We began running into squalls of rain, and then rain mixed with wet snow. The underside lights came on, and the lookout below began reporting patches of sea-spaghetti. Finally, the boat was dropped out and went circling away ahead, swinging its light back and forth over the water, and radioing back reports. Spaghetti. Spaghetti with a big school of screwfish working on it. Funnel-mouths working on the screwfish. Finally the speaker gave a shrill whistle.

" Monster ho! " the voice yelled. "About ten points off your port bow. We're circling over it now."

"Monster ho!" Kivelson yelled into the intercom, in case anybody hadn't heard. "All hands to killing stations." Then he saw me standing there, wondering what was going to happen next. "Well, mister, didn't you hear me?" he bellowed. "Get to your gun!"

Gee! I thought. I'm one of the crew, now.

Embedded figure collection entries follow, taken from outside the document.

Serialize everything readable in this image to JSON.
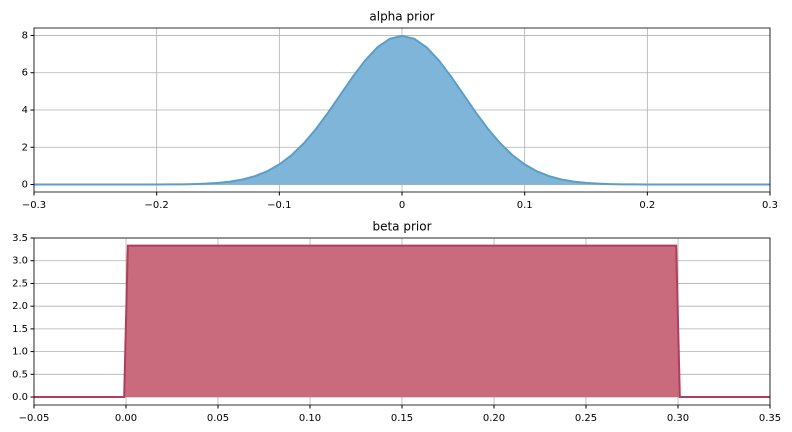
{
  "chart_data": [
    {
      "type": "area",
      "title": "alpha prior",
      "color": "#7fb5d8",
      "edge": "#5b9ec8",
      "x": [
        -0.3,
        -0.29,
        -0.28,
        -0.27,
        -0.26,
        -0.25,
        -0.24,
        -0.23,
        -0.22,
        -0.21,
        -0.2,
        -0.19,
        -0.18,
        -0.17,
        -0.16,
        -0.15,
        -0.14,
        -0.13,
        -0.12,
        -0.11,
        -0.1,
        -0.09,
        -0.08,
        -0.07,
        -0.06,
        -0.05,
        -0.04,
        -0.03,
        -0.02,
        -0.01,
        0,
        0.01,
        0.02,
        0.03,
        0.04,
        0.05,
        0.06,
        0.07,
        0.08,
        0.09,
        0.1,
        0.11,
        0.12,
        0.13,
        0.14,
        0.15,
        0.16,
        0.17,
        0.18,
        0.19,
        0.2,
        0.21,
        0.22,
        0.23,
        0.24,
        0.25,
        0.26,
        0.27,
        0.28,
        0.29,
        0.3
      ],
      "values": [
        0,
        0,
        0,
        0,
        0,
        0,
        0,
        0,
        0,
        0.001,
        0.003,
        0.006,
        0.012,
        0.025,
        0.048,
        0.089,
        0.158,
        0.272,
        0.448,
        0.709,
        1.08,
        1.579,
        2.218,
        2.995,
        3.884,
        4.839,
        5.794,
        6.665,
        7.366,
        7.821,
        7.979,
        7.821,
        7.366,
        6.665,
        5.794,
        4.839,
        3.884,
        2.995,
        2.218,
        1.579,
        1.08,
        0.709,
        0.448,
        0.272,
        0.158,
        0.089,
        0.048,
        0.025,
        0.012,
        0.006,
        0.003,
        0.001,
        0,
        0,
        0,
        0,
        0,
        0,
        0,
        0,
        0
      ],
      "xlim": [
        -0.3,
        0.3
      ],
      "xticks": [
        {
          "value": -0.3,
          "label": "−0.3"
        },
        {
          "value": -0.2,
          "label": "−0.2"
        },
        {
          "value": -0.1,
          "label": "−0.1"
        },
        0,
        0.1,
        0.2,
        0.3
      ],
      "ylim": [
        -0.4,
        8.4
      ],
      "yticks": [
        0,
        2,
        4,
        6,
        8
      ],
      "grid": true
    },
    {
      "type": "area",
      "title": "beta prior",
      "color": "#c96b7c",
      "edge": "#ad3f5c",
      "x": [
        -0.05,
        -0.001,
        0.001,
        0.299,
        0.301,
        0.35
      ],
      "values": [
        0,
        0,
        3.333,
        3.333,
        0,
        0
      ],
      "xlim": [
        -0.05,
        0.35
      ],
      "xticks": [
        {
          "value": -0.05,
          "label": "−0.05"
        },
        {
          "value": 0,
          "label": "0.00"
        },
        0.05,
        {
          "value": 0.1,
          "label": "0.10"
        },
        0.15,
        {
          "value": 0.2,
          "label": "0.20"
        },
        0.25,
        {
          "value": 0.3,
          "label": "0.30"
        },
        0.35
      ],
      "ylim": [
        -0.175,
        3.5
      ],
      "yticks": [
        {
          "value": 0,
          "label": "0.0"
        },
        0.5,
        {
          "value": 1,
          "label": "1.0"
        },
        1.5,
        {
          "value": 2,
          "label": "2.0"
        },
        2.5,
        {
          "value": 3,
          "label": "3.0"
        },
        3.5
      ],
      "grid": true
    }
  ]
}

"Yes sir!" I grabbed the handrail of the ladder and slid down, then raced aft to the gun turret.

9.

Monster Killing

Table of Contents

There was a man in the turret, waiting to help me. He had a clip of five rounds in the gun, the searchlight on, and the viewscreen tuned to the forward pickup. After checking the gun and loading the chamber, I looked in that, and in the distance, lighted by the boat above and the searchlight of the Javelin , I saw a long neck with a little head on the end of it weaving about. We were making straight for it, losing altitude and speed as we went.

Then the neck dipped under the water and a little later reappeared, coming straight for the advancing light. The forward gun went off, shaking the ship with its recoil, and the head ducked under again. There was a spout from the shell behind it.

I took my eyes from the forward screen and looked out the rear window, ready to shove my face into the sight-mask. An instant later, the head and neck reappeared astern of us. I fired, without too much hope of hitting anything, and then the ship was rising and circling.

As soon as I'd fired, the monster had sounded, headfirst. I fired a second shot at his tail, in hope of crippling his steering gear, but that was a clean miss, too, and then the ship was up to about five thousand feet. My helper pulled out the partly empty clip and replaced it with a full one, giving me five and one in the chamber.

If I'd been that monster, I thought, I'd have kept on going till I was a couple of hundred miles away from this place; but evidently that wasn't the way monsters thought, if thinking is what goes on inside a brain cavity the size of a quart bottle in a head the size of two oil drums on a body as big as the ship that was hunting him. He'd found a lot of gulpers and funnelmouths, and he wasn't going to be chased away from his dinner by somebody shooting at him.